To find the aliases of all CVEs, and which source reported them:

```sql
with cve_aliases as(
select vuln_id
, alias_id
, source_name
from vuln_alias
where vuln_id like 'CVE-%'
union
select alias_id as vuln_id
, vuln_id as alias_id
, source_name
from vuln_alias
where alias_id like 'CVE-%'
)
select vuln_id
, json_group_array(json_object(source_name, alias_id)) as aliases
from cve_aliases
group by vuln_id
order by vuln_id desc
limit 10
```

Example output:

| vuln\_id | aliases |
|:---------------|:-------------------------------------------------------------------------------------------------|
| CVE-2025-24898 | `[{"github":"GHSA-rpmj-rpgj-qmpm"}]` |
| CVE-2025-24884 | `[{"github":"GHSA-hcr5-wv4p-h2g2"},{"osv":"GHSA-hcr5-wv4p-h2g2"}]` |
| CVE-2025-24883 | `[{"github":"GHSA-q26p-9cq4-7fc2"},{"osv":"GHSA-q26p-9cq4-7fc2"}]` |
| CVE-2025-24882 | `[{"github":"GHSA-qv35-3gw6-8q4j"},{"osv":"GHSA-qv35-3gw6-8q4j"},{"osv":"GO-2024-3038"}]` |
| CVE-2025-24856 | `[{"github":"GHSA-hj78-p4h7-m5fv"}]` |
| CVE-2025-24814 | `[{"osv":"BIT-solr-2025-24814"},{"github":"GHSA-68r2-fwcg-qpm8"},{"osv":"GHSA-68r2-fwcg-qpm8"}]` |
| CVE-2025-24802 | `[{"github":"GHSA-hj49-h7fq-px5h"}]` |
| CVE-2025-24800 | `[{"github":"GHSA-wwx5-gpgr-vxr7"}]` |
| CVE-2025-24795 | `[{"github":"GHSA-r2x6-cjg7-8r43"}]` |
| CVE-2025-24794 | `[{"github":"GHSA-m4f6-vcj4-w5mx"}]` |

This data could be used to calculate confidences for alias relationships,
i.e. the more sources report it the higher the confidence.
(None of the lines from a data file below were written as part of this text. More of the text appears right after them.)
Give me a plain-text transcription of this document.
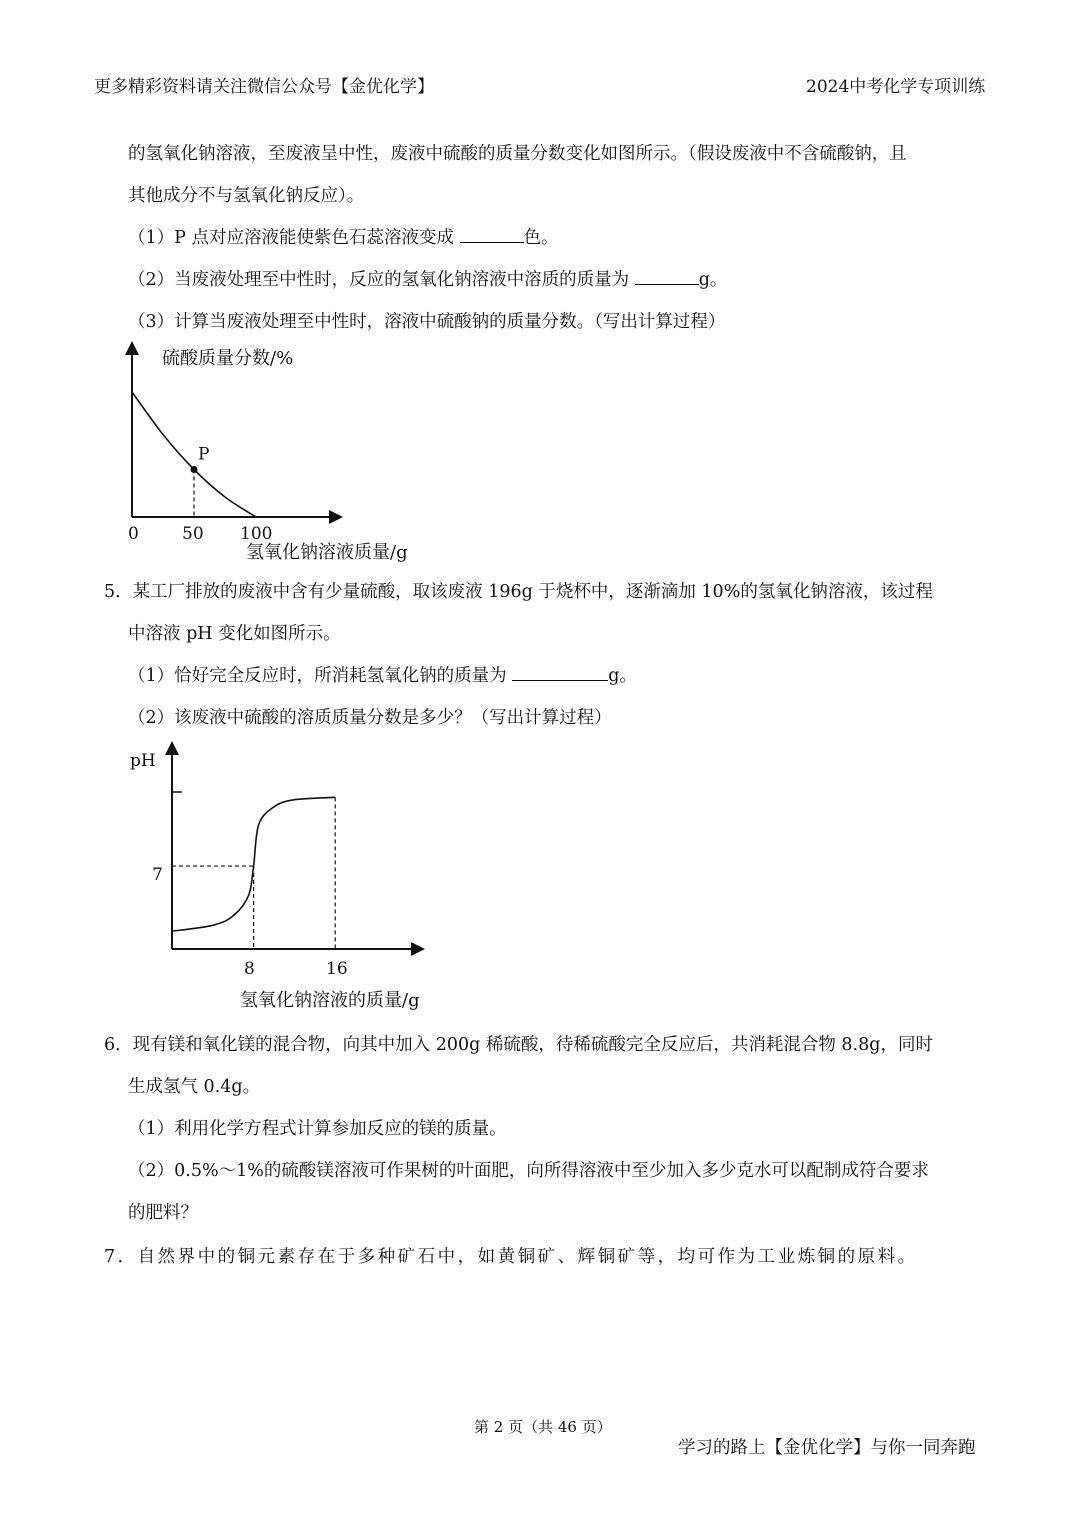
更多精彩资料请关注微信公众号【金优化学】	2024中考化学专项训练
的氢氧化钠溶液，至废液呈中性，废液中硫酸的质量分数变化如图所示。（假设废液中不含硫酸钠，且
其他成分不与氢氧化钠反应）。
（1）P 点对应溶液能使紫色石蕊溶液变成	色。
（2）当废液处理至中性时，反应的氢氧化钠溶液中溶质的质量为	g。
（3）计算当废液处理至中性时，溶液中硫酸钠的质量分数。（写出计算过程）
硫酸质量分数/%
P
0	50 100
氢氧化钠溶液质量/g
5．某工厂排放的废液中含有少量硫酸，取该废液 196g 于烧杯中，逐渐滴加 10%的氢氧化钠溶液，该过程
中溶液 pH 变化如图所示。
（1）恰好完全反应时，所消耗氢氧化钠的质量为	g。
（2）该废液中硫酸的溶质质量分数是多少？（写出计算过程）
pH
7
8	16
氢氧化钠溶液的质量/g
6．现有镁和氧化镁的混合物，向其中加入 200g 稀硫酸，待稀硫酸完全反应后，共消耗混合物 8.8g，同时
生成氢气 0.4g。
（1）利用化学方程式计算参加反应的镁的质量。
（2）0.5%～1%的硫酸镁溶液可作果树的叶面肥，向所得溶液中至少加入多少克水可以配制成符合要求
的肥料？
7．自然界中的铜元素存在于多种矿石中，如黄铜矿、辉铜矿等，均可作为工业炼铜的原料。
第 2 页（共 46 页）
学习的路上【金优化学】与你一同奔跑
### Example: Withdrawal across aliases

Vulnerabilities can be withdrawn or rejected. Taking aliases into consideration,
is withdrawal consistently declared in all sources?

```sql
with
rejected_vulns as(
select vuln_id
, source_name
, source_rejected_at
from vuln_data
where source_rejected_at is not null
),
rejected_vuln_aliases as(
select vuln_id
, alias_id
from vuln_alias
where vuln_id in (select vuln_id from rejected_vulns)
),
rejected_aliases as(
select vuln_data.vuln_id as vuln_id
, rejected_vuln_aliases.vuln_id as aliased_vuln_id
, source_name
, source_rejected_at
from vuln_data
inner join rejected_vuln_aliases
on rejected_vuln_aliases.alias_id = vuln_data.vuln_id
)
select vuln_id
, null as alias_id
, source_name
, source_rejected_at
from rejected_vulns
where vuln_id in (select aliased_vuln_id from rejected_aliases)
union all
select aliased_vuln_id as vuln_id
, vuln_id as alias_id
, source_name
, source_rejected_at
from rejected_aliases
order by vuln_id, alias_id nulls first
```

Example output:

| vuln\_id | alias\_id | source\_name | source\_rejected\_at |
|:---------------|:--------------------|:-------------|:---------------------|
| CVE-2018-1103 | null | osv | 1715751224000 |
| CVE-2018-1103 | GHSA-w55j-f7vx-6q37 | github | null |
| CVE-2018-1103 | GHSA-w55j-f7vx-6q37 | osv | null |
| CVE-2018-1103 | GO-2020-0026 | osv | null |
| CVE-2018-11087 | null | osv | 1715751224000 |
| CVE-2018-11087 | GHSA-w4g2-9hj6-5472 | github | null |
| CVE-2018-11087 | GHSA-w4g2-9hj6-5472 | osv | null |

In the above output `CVE-2018-1103` and `CVE-2018-11087` are both declared as withdrawn
by OSV, but none of their respective aliases are, even if they originate from the same source (OSV).